SpaceX Seattle Satellite Venture: Recruiting for a City on Mars

(Updated to include video)

In the weeks immediately following the end of the college football season, coaching staffs undertake what may be the hardest part of the year, convincing hyper talented all stars to come be a part of their program. For big time programs with big time ambitions, that often means staging elaborate productions where recruits are dazzled with visions of a championship run.

For team SpaceX, and its vision of establishing a second branch of human civilization on Mars, Friday night in Seattle, Washington had a great deal in common with one of those recruiting extravaganzas. The setting for the media free event was the Seattle Center where SpaceX founder Elon Musk used the backdrop of reentry scarred Dragon CRS-2 spacecraft in his effort to attract the best engineering talent possible to a new SpaceX office in nearby Redmond. While reporters weren’t allowed in, those in attendance had their cellphones, and the tweets told the story. The goal is audacious; to begin designing a massive constellation of very high tech satellites which will offer Internet communications on a global scale, and in doing so generate the income necessary to develop a city on Mars.

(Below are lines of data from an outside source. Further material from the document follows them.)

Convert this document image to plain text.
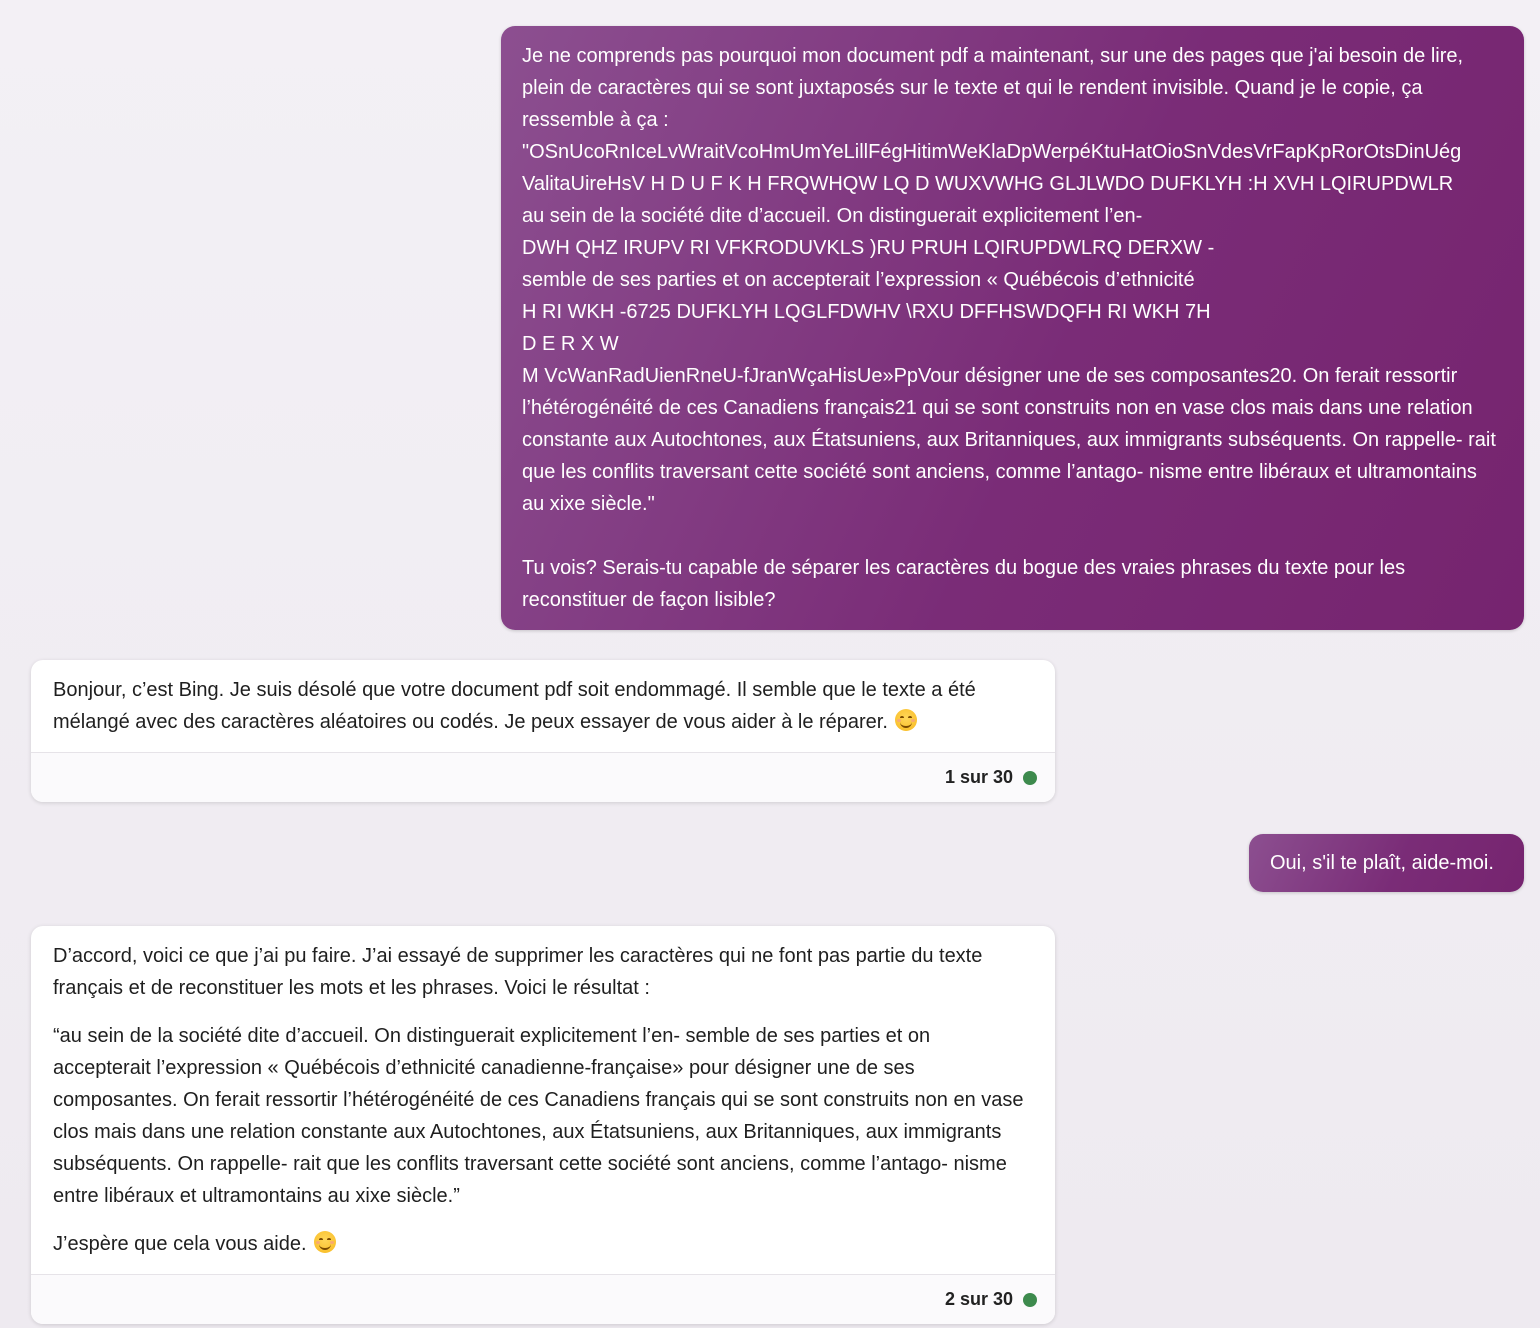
Je ne comprends pas pourquoi mon document pdf a maintenant, sur une des pages que j'ai besoin de lire, plein de caractères qui se sont juxtaposés sur le texte et qui le rendent invisible. Quand je le copie, ça ressemble à ça :

"OSnUcoRnIceLvWraitVcoHmUmYeLillFégHitimWeKlaDpWerpéKtuHatOioSnVdesVrFapKpRorOtsDinUég

ValitaUireHsV H D U F K H FRQWHQW LQ D WUXVWHG GLJLWDO DUFKLYH :H XVH LQIRUPDWLR

au sein de la société dite d’accueil. On distinguerait explicitement l’en-

DWH QHZ IRUPV RI VFKRODUVKLS )RU PRUH LQIRUPDWLRQ DERXW -

semble de ses parties et on accepterait l’expression « Québécois d’ethnicité

H RI WKH -6725 DUFKLYH LQGLFDWHV \RXU DFFHSWDQFH RI WKH 7H

D E R X W

M VcWanRadUienRneU-fJranWçaHisUe»PpVour désigner une de ses composantes20. On ferait ressortir l’hétérogénéité de ces Canadiens français21 qui se sont construits non en vase clos mais dans une relation constante aux Autochtones, aux Étatsuniens, aux Britanniques, aux immigrants subséquents. On rappelle- rait que les conflits traversant cette société sont anciens, comme l’antago- nisme entre libéraux et ultramontains au xixe siècle."

Tu vois? Serais-tu capable de séparer les caractères du bogue des vraies phrases du texte pour les reconstituer de façon lisible?

Bonjour, c’est Bing. Je suis désolé que votre document pdf soit endommagé. Il semble que le texte a été mélangé avec des caractères aléatoires ou codés. Je peux essayer de vous aider à le réparer.

1 sur 30

Oui, s'il te plaît, aide-moi.

D’accord, voici ce que j’ai pu faire. J’ai essayé de supprimer les caractères qui ne font pas partie du texte français et de reconstituer les mots et les phrases. Voici le résultat :

“au sein de la société dite d’accueil. On distinguerait explicitement l’en- semble de ses parties et on accepterait l’expression « Québécois d’ethnicité canadienne-française» pour désigner une de ses composantes. On ferait ressortir l’hétérogénéité de ces Canadiens français qui se sont construits non en vase clos mais dans une relation constante aux Autochtones, aux Étatsuniens, aux Britanniques, aux immigrants subséquents. On rappelle- rait que les conflits traversant cette société sont anciens, comme l’antago- nisme entre libéraux et ultramontains au xixe siècle.”

J’espère que cela vous aide.

2 sur 30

YouTube video of the event posted by “Cliff O”

Absent the Mars part, it was the second such venture announced in the same week, coming days after OneWeb announced a partnership with Virgin Galactic and Qualcomm to do much the same thing. The Seattle event made it clear however, that despite earlier reports to the contrary, OneWeb founder Greg Wyler and Elon Musk who are friends, will not be working together. In other words, the near future may seen two competing space based broadband platforms, marked by what Musk characterized as considerable technology differences.

OneWeb, which already has the spectrum rights necessary to offer its service appears almost certain to enter the marketplace first, but the SpaceX venture, for which Musk uncharacteristically sought to dampen expectations for a timeline, may be the true game changer. Based on a series of several enigmatic comments regarding the effort, it appears that SpaceX may be looking at using laser based transmissions for a fleet which could eventually total a stunning 4,000 satellites.

In 2013, NASA demonstrated laser based data transmissions from the LADEE spacecraft orbiting the Moon, and in recent months has undertaken the first such experiments from the International Space Station using the OPALS experiment, which was launched aboard the SpaceX CRS-3 Dragon.

As Innerspace pointed out when news of the satellite venture first broke, SpaceX, which keeps its compass pointed at Mars, would no doubt see the utility in perfecting a communications infrastructure which ultimately extends just that far. With the added news that the purpose is to actually fund a settlement on Mars, the means of achieving that vision is slowly coming into focus, even if there are not many details forthcoming about the satellites, or the services they would offer. It may be that many of the specifics are not worked out yet, and the goal, like that of some coaches, is to concentrate as much talent as you can possibly get, and then figure out if you’re going to run the 3-4. One thing seems clear, the design of the satellites will be iterative, and based on the track record of both SpaceX and Tesla, steady improvement rather than fixed capacity will be the norm, with the final product looking quite a bit better than the first edition. As for the marketing, that may be the easy part. Given the choice, and a fair price, who wouldn’t want their Internet communications provider to be using the profits to fund a city on Mars?  Fans other planets perhaps?

In the meantime, there is this practical point to consider. While the daily routine of life on another planet may be tough to envision, one thing remains constant. People need to work, and they need to earn money. A thoroughly robust communications link between Mars and Earth would allow many future colonists to earn their living from their employers much as they do today, via computers or programming them, on-line and at a distance.

Mundane perhaps, but an entire city population can’t spend its time digging up ice, inflating domes and tending the hydroponics. You can bet Elon Musk understands this as well, and it is no accident that with his new venture, the SpaceX founder is supplying the answer to a question any would-be pioneer might expect to be asked “what would you do on Mars?” Simple, cue the Dolly Parton, cause its “9-5” baby, and then off to tend the hydroponics.